Alex made a pouty face and looked like he was about to argue. But then he shrugged. “OK, babe.”
She walked down the steps to the front hall, clutching her ungainly camp-out bundle tightly to her chest, and then looked back up at Alex at the top of the steps. They stood that way for a long moment, her looking up and him looking down, and from Susan’s perspective he was silhouetted by the wash of light from the bathroom behind him. Her husband looked a distant stranger, dimly perceived from a mile away.
*
Susan inspected the sofa thoroughly before lying down, of course.

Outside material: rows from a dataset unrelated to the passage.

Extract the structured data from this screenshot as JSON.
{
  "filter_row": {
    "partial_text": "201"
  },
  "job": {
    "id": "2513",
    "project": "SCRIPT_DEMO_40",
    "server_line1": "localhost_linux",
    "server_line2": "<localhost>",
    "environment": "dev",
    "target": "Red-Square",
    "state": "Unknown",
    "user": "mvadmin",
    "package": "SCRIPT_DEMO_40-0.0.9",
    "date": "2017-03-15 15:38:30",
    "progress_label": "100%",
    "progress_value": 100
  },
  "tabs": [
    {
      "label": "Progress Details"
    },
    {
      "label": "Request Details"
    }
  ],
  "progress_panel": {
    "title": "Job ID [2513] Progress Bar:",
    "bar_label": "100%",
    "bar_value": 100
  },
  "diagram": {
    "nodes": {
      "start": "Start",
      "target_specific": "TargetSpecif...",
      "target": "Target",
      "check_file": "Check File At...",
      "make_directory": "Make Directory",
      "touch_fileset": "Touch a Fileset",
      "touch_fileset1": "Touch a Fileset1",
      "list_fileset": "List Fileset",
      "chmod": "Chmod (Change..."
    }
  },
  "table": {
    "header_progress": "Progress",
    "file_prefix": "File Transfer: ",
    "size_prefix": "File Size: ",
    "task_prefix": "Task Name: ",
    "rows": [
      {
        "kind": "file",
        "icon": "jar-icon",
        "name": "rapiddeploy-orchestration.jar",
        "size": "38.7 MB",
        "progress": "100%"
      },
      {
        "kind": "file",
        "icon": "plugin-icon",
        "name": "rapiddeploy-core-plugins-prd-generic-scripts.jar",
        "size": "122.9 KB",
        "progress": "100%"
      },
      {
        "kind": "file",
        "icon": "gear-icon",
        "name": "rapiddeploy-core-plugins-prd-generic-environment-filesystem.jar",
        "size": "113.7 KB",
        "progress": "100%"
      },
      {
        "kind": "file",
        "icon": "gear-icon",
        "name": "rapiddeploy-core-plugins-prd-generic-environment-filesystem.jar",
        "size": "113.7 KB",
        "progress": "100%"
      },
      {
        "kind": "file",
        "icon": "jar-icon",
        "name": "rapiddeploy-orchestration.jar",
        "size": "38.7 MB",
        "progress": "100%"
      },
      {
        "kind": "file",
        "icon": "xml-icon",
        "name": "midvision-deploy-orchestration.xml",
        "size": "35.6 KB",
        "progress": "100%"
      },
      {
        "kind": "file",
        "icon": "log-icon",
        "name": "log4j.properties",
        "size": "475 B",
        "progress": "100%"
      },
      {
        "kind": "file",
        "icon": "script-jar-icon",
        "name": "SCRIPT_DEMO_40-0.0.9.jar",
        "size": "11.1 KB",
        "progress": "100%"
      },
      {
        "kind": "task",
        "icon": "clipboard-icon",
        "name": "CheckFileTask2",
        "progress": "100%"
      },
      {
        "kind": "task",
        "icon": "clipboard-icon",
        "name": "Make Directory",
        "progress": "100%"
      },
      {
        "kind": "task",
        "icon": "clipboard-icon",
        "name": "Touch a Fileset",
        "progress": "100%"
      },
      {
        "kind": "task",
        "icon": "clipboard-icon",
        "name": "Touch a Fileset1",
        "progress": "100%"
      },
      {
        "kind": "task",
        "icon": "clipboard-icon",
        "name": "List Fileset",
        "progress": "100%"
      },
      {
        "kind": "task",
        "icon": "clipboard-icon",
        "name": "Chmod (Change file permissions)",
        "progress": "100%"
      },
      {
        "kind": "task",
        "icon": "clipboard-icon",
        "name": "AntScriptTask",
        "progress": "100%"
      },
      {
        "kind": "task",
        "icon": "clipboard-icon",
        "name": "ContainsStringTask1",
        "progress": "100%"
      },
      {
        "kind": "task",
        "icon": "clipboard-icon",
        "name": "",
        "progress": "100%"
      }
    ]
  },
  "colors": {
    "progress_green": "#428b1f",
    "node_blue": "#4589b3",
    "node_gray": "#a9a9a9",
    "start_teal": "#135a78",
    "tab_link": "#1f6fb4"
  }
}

A contributor on BedbugDemolition.com named EcdysisMan had written a chilling vignette about (finally) clearing his gorgeous double bed of bedbugs, only to have an overnight guest discover a thriving colony between the cushions of the sofa. Susan lifted the cushions one by one, shook them out, banged them together, slipped her fingers into the cases and wriggled them around. Nothing.

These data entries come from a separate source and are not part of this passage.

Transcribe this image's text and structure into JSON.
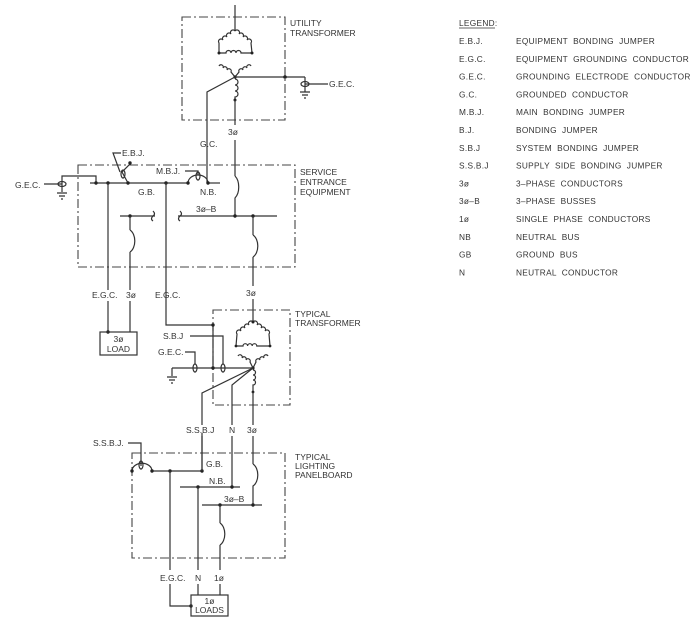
{
  "labels": {
    "utility_transformer": [
      "UTILITY",
      "TRANSFORMER"
    ],
    "gec_utility": "G.E.C.",
    "gc": "G.C.",
    "three_phase_utility": "3ø",
    "ebj": "E.B.J.",
    "mbj": "M.B.J.",
    "gec_service": "G.E.C.",
    "gb_service": "G.B.",
    "nb_service": "N.B.",
    "bus_service": "3ø–B",
    "service_equipment": [
      "SERVICE",
      "ENTRANCE",
      "EQUIPMENT"
    ],
    "egc_load": "E.G.C.",
    "three_phase_load": "3ø",
    "egc_transformer": "E.G.C.",
    "three_phase_transformer_in": "3ø",
    "load_box": [
      "3ø",
      "LOAD"
    ],
    "typical_transformer": [
      "TYPICAL",
      "TRANSFORMER"
    ],
    "sbj": "S.B.J",
    "gec_transformer": "G.E.C.",
    "ssbj_wire": "S.S.B.J",
    "n_wire": "N",
    "three_phase_panel_in": "3ø",
    "ssbj_panel": "S.S.B.J.",
    "gb_panel": "G.B.",
    "nb_panel": "N.B.",
    "bus_panel": "3ø–B",
    "lighting_panelboard": [
      "TYPICAL",
      "LIGHTING",
      "PANELBOARD"
    ],
    "egc_loads": "E.G.C.",
    "n_loads": "N",
    "one_phase_loads": "1ø",
    "loads_box": [
      "1ø",
      "LOADS"
    ]
  },
  "legend": {
    "title": "LEGEND:",
    "items": [
      {
        "abbr": "E.B.J.",
        "desc": "EQUIPMENT  BONDING  JUMPER"
      },
      {
        "abbr": "E.G.C.",
        "desc": "EQUIPMENT  GROUNDING  CONDUCTOR"
      },
      {
        "abbr": "G.E.C.",
        "desc": "GROUNDING  ELECTRODE  CONDUCTOR"
      },
      {
        "abbr": "G.C.",
        "desc": "GROUNDED  CONDUCTOR"
      },
      {
        "abbr": "M.B.J.",
        "desc": "MAIN  BONDING  JUMPER"
      },
      {
        "abbr": "B.J.",
        "desc": "BONDING  JUMPER"
      },
      {
        "abbr": "S.B.J",
        "desc": "SYSTEM  BONDING  JUMPER"
      },
      {
        "abbr": "S.S.B.J",
        "desc": "SUPPLY  SIDE  BONDING  JUMPER"
      },
      {
        "abbr": "3ø",
        "desc": "3–PHASE  CONDUCTORS"
      },
      {
        "abbr": "3ø–B",
        "desc": "3–PHASE  BUSSES"
      },
      {
        "abbr": "1ø",
        "desc": "SINGLE  PHASE  CONDUCTORS"
      },
      {
        "abbr": "NB",
        "desc": "NEUTRAL  BUS"
      },
      {
        "abbr": "GB",
        "desc": "GROUND  BUS"
      },
      {
        "abbr": "N",
        "desc": "NEUTRAL  CONDUCTOR"
      }
    ]
  }
}
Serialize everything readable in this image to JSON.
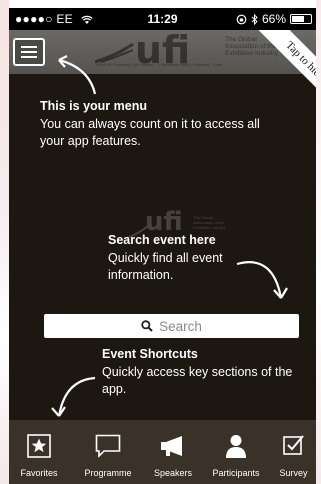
{
  "status_bar": {
    "carrier": "●●●●○ EE",
    "time": "11:29",
    "battery": "66%",
    "battery_level": 0.66
  },
  "header": {
    "logo_text": "ufi",
    "logo_tagline": "The Global Association of the Exhibition Industry",
    "logo_subline": "83rd UFI Congress | 29 October - 1 November 2016 | Shanghai, China",
    "tap_to_hide": "Tap to hide"
  },
  "tips": {
    "menu_title": "This is your menu",
    "menu_text": "You can always count on it to access all your app features.",
    "search_title": "Search event here",
    "search_text": "Quickly find all event information.",
    "shortcuts_title": "Event Shortcuts",
    "shortcuts_text": "Quickly access key sections of the app."
  },
  "background_logo": {
    "text": "ufi",
    "tagline": "The Global Association of the Exhibition Industry"
  },
  "search": {
    "placeholder": "Search",
    "icon": "search-icon"
  },
  "tabs": [
    {
      "label": "Favorites",
      "icon": "star-box-icon"
    },
    {
      "label": "Programme",
      "icon": "speech-bubble-icon"
    },
    {
      "label": "Speakers",
      "icon": "megaphone-icon"
    },
    {
      "label": "Participants",
      "icon": "person-icon"
    },
    {
      "label": "Survey",
      "icon": "checkbox-icon"
    }
  ],
  "colors": {
    "background": "#1d1712",
    "tabbar": "#3a3228",
    "text": "#ffffff",
    "header": "#5f5d59"
  }
}
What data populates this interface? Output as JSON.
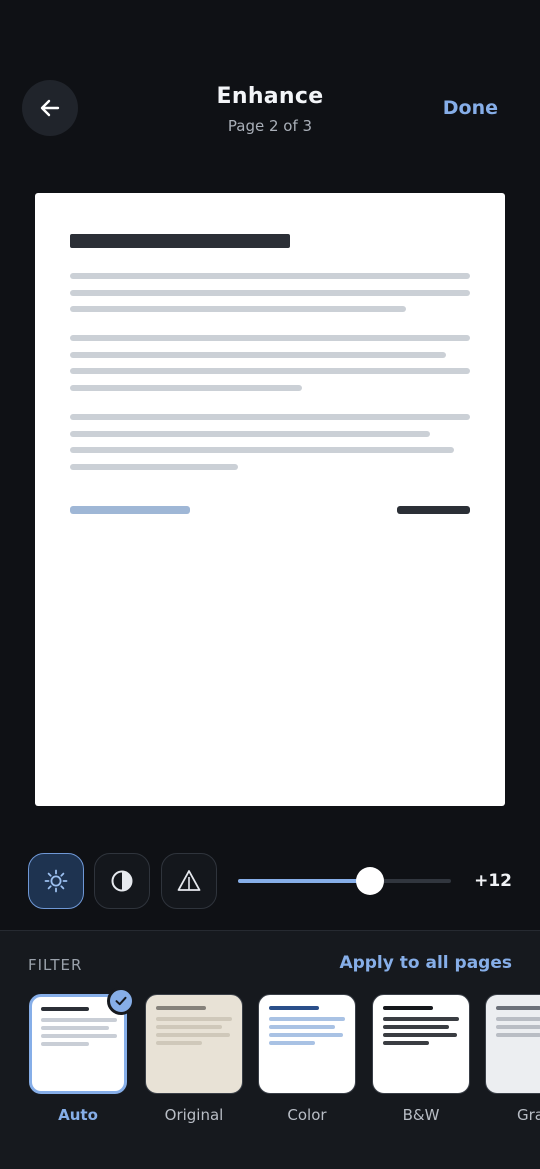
{
  "header": {
    "title": "Enhance",
    "subtitle": "Page 2 of 3",
    "done_label": "Done",
    "back_icon": "arrow-left-icon"
  },
  "adjust": {
    "tools": [
      {
        "name": "brightness",
        "icon": "sun-icon",
        "active": true
      },
      {
        "name": "contrast",
        "icon": "contrast-icon",
        "active": false
      },
      {
        "name": "sharpness",
        "icon": "triangle-icon",
        "active": false
      }
    ],
    "slider_fraction": 0.62,
    "value_label": "+12"
  },
  "filter": {
    "section_label": "FILTER",
    "apply_all_label": "Apply to all pages",
    "options": [
      {
        "label": "Auto",
        "selected": true
      },
      {
        "label": "Original",
        "selected": false
      },
      {
        "label": "Color",
        "selected": false
      },
      {
        "label": "B&W",
        "selected": false
      },
      {
        "label": "Gra",
        "selected": false
      }
    ]
  },
  "colors": {
    "accent": "#86aee8",
    "background": "#0f1115",
    "panel": "#16191e"
  }
}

She dry swallowed an Ambien, lay down, and descended immediately into a vortex of anxiety.
Alex would see, wouldn’t he? He’d have to see. It was ridiculous to stay in an apartment that had bedbugs—if there were bugs, if it’s real, what if it’s—over a matter of a couple thousand bucks. It was insane. She could call her dad, ask him to borrow the money, to help them out with the move.
No way … come on, Susan …
Her dad didn’t have money and wouldn’t be inclined to loan it if he did. Alex’s parents were the ones with the money, and they had given Alex a ton to go to art school—money that he was supposedly paying back, although Susan couldn’t remember the last time they had made a payment. The room felt hot, too hot, but when she kicked her leg out from under the blanket she felt a draft, so she tucked it away again. Beads of sweat formed on her temples and dripped down into her eyes, convincing her for one alarming instant that bugs were crawling across her eyelids. She wiped away the sweat and stared at the ceiling.
At least it’s a d
ifferent ceiling for a change.
Small sounds drifted up the air shaft from Andrea’s apartment: shuffling, slippered footsteps, the clink of a spoon on a teacup. She was reminded of the weird ping they had heard—whatever had happened with that? I guess Andrea took care of it.…

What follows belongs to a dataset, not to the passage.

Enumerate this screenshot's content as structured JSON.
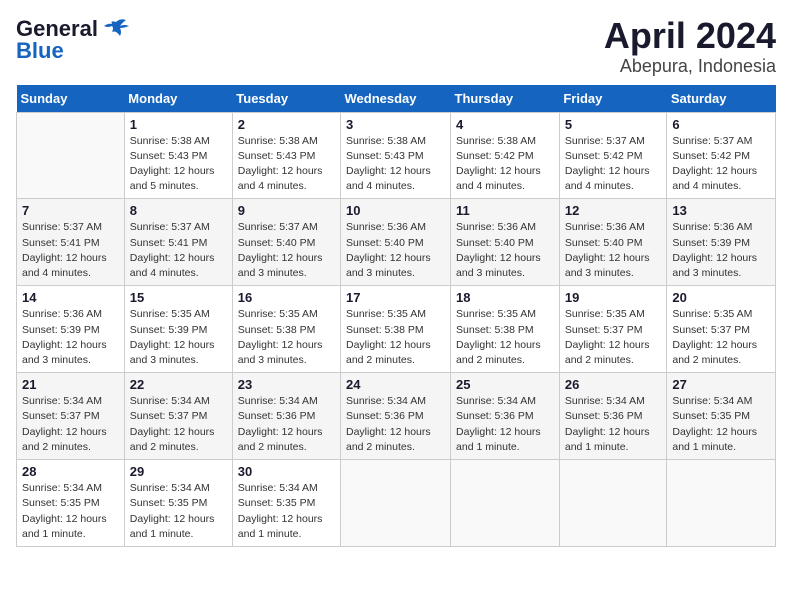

Of all the flaws with the apartment, all the things Susan had complained of, it was the only one Andrea had done something about.
When at last she slept, Susan had horrible torturing nightmares of bedbugs. They were marching across her stomach, leaving behind them a trail of that disgusting brown-black dust—feces. A trail of bug shit on her body like the uneven black line of an Etch-a-Sketch. They scuttled up her stomach and bit her chest, her shoulders, her neck and face. In the dream she couldn’t lift her arms to wipe them away, could only lie helpless as they sank their horrid needle-noses into her undefended flesh—stinging—pinching—biting—and then, disappearing, skittering back to the air shaft, crawling into the cracks between the glass and the wall—
She opened her eyes, gasped for breath, rose unsteadily from the sofa and staggered across the room. She slapped at her body, ran her fingers across her chest—no bugs. No marks. Nothing. It had be a dream, this time—right?
It had to be.
In the darkness, she pressed her face against one of the little windows on the air shaft, trying to see down.
19.
When she woke it was still dark, and Susan was on the floor, wrapped in a starchy linen tablecloth they’d gotten as a wedding present from Alex’s great-aunt and never used. Susan had no memory of taking the tablecloth out of the sideboard, nor of deciding to sleep on the ground. Her back was sore and knotted, her eyes ached in their sockets, and her mouth tasted like ash. Rubbing at her temples with her thumb and forefinger, Susan stumbled from the living room down the hall to the kitchen, where she glanced at the clock on the stove. It was 6:22 in the morning.
She trudged up the stairs, scratching absently at her wrist. Halfway up the stairs, she heard Alex’s alarm go off and felt a pang of longing—now he would snooze for ten minutes, and it would be so pleasant to slip into the bed, to nuzzle her face into his neck and snooze alongside him. Instead, she went into the bathroom, peed, and flushed.